今夜は、階下に住む義父母の食卓で、年に1回の6人での会食だった。 同じ屋根の下にいながら年に1回というのは、そう取り決めをしたわけでなく、 なーんとなくそんな風な慣例となっているのである。 で、大体正月の3日と決まっていて、食卓に並ぶのも、 義父の選んだ店からとった寿司とおせち料理、と決まっている。
その中に、寿司屋からとったとは思えないバッテラがあるので、聞いてみると、 ある旅館のおかみさんからのいただきもので、松前寿司だと言っていたそうである。 たしか、去年もあったと思い出して、何やら日ごろ食べ慣れているバッテラと違い、 (私は、しめさばとバッテラが、刺身や寿司の中でもっとも好きである) 飯も硬くぽろぽろした感じで、鯖もしめすぎてあるような感じだった。 早い話が、バッテラと言うには、あんまりうまいものではないのである。 松前寿司とバッテラは違うのかどうかという疑問も起こったが、 話題は、なんでバッテラというんだろう、というところに進んだ。 義父が、オランダ語かなんかだぞ、カステラ、バッテラはオランダ語だ、 と言いだした。これは彼の単なる憶測に過ぎない。 寿司の名前なんぞに、オランダ語を使うものかな、と疑問に思って、 食事が終わってから検索して調べてみた。

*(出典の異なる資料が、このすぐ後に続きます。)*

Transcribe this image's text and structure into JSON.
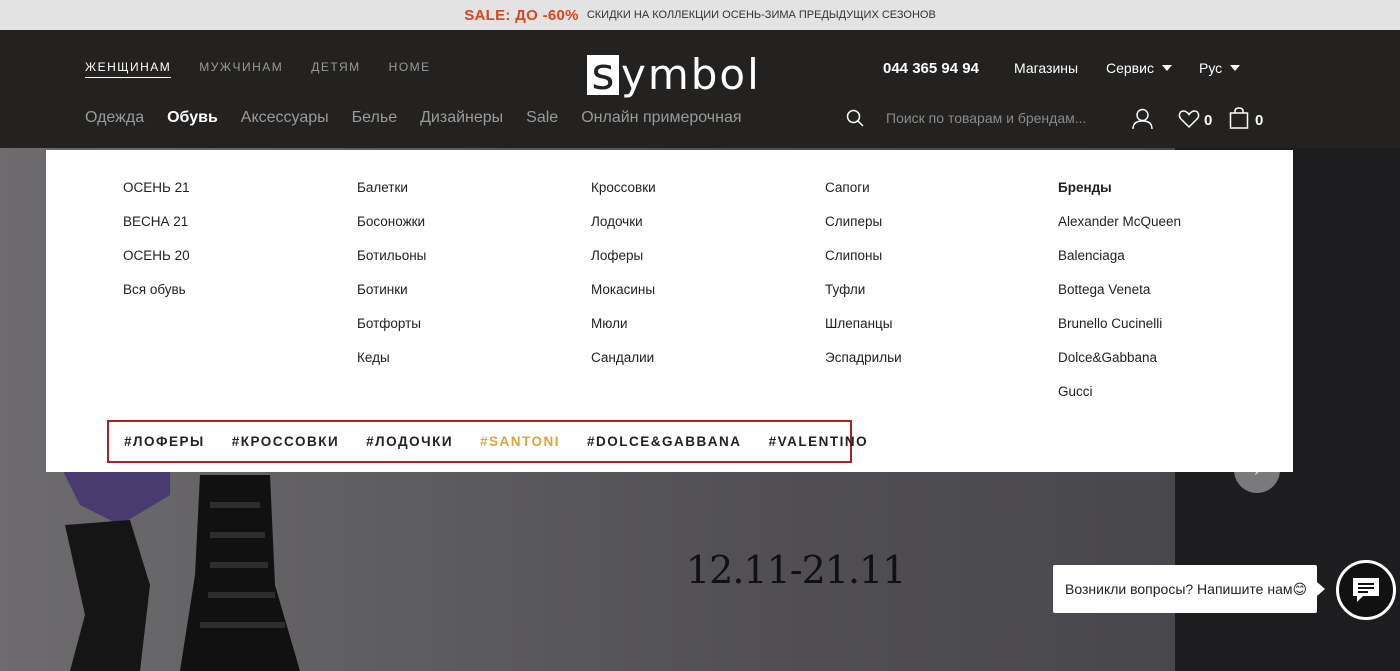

明治27、8年ころ、大阪の順慶町に開業した「鮓常」という寿司屋が、 店の看板となる寿司ネタとして、二枚おろしのコノシロを使い始めた。 銀しゃりの上でピーンとしっぽを振るコノシロの姿に、 ひいき客のひとりが、バッテラ(オランダ語で舟、ボートの意)とあだ名をつけた。 やがてコノシロが値上がり、安値の鯖を材料に使うようになり、 生臭さを消すために昆布を上にのせるようになった。 見栄えをよくするために白板昆布を使うようになって、今の姿になったようだ。
う〜ん、なーるほど、、、おもしろいものである。 義父の当てずっぽうが、ズバリ当たったわけである(オランダ語ということだけだが)。 で、次なる問題は、松前寿司とバッテラの違いだが、これがわからない。 上に要約した説明文の末尾にも、「今では大阪を代表する松前寿司となって、 広く一般大衆に好まれる食べ物となっている」と書かれている。 他を検索してみても、説明してあるものは「松前寿司、つまりバッテラ」のように、 同じものとしてさりげなく済ませているものばかりである。 ところが、実にたくさん検索されるお店のメニューでは、両者は別物で、 値段も、たとえば、バッテラが400円、松前寿司が1500円、というように、 1000円前後違うのが普通である。 義母が松前寿司と言われてもらったときも、きょう食べてはダメ、もう少し置いて、 明日以降に食べるようにしなきゃダメ、と細かいこだわり付きだったという。 もともとは同じものだが、寿司屋や料亭での製法上の区別ということだろうか。。。 また機会あるときの課題としよう。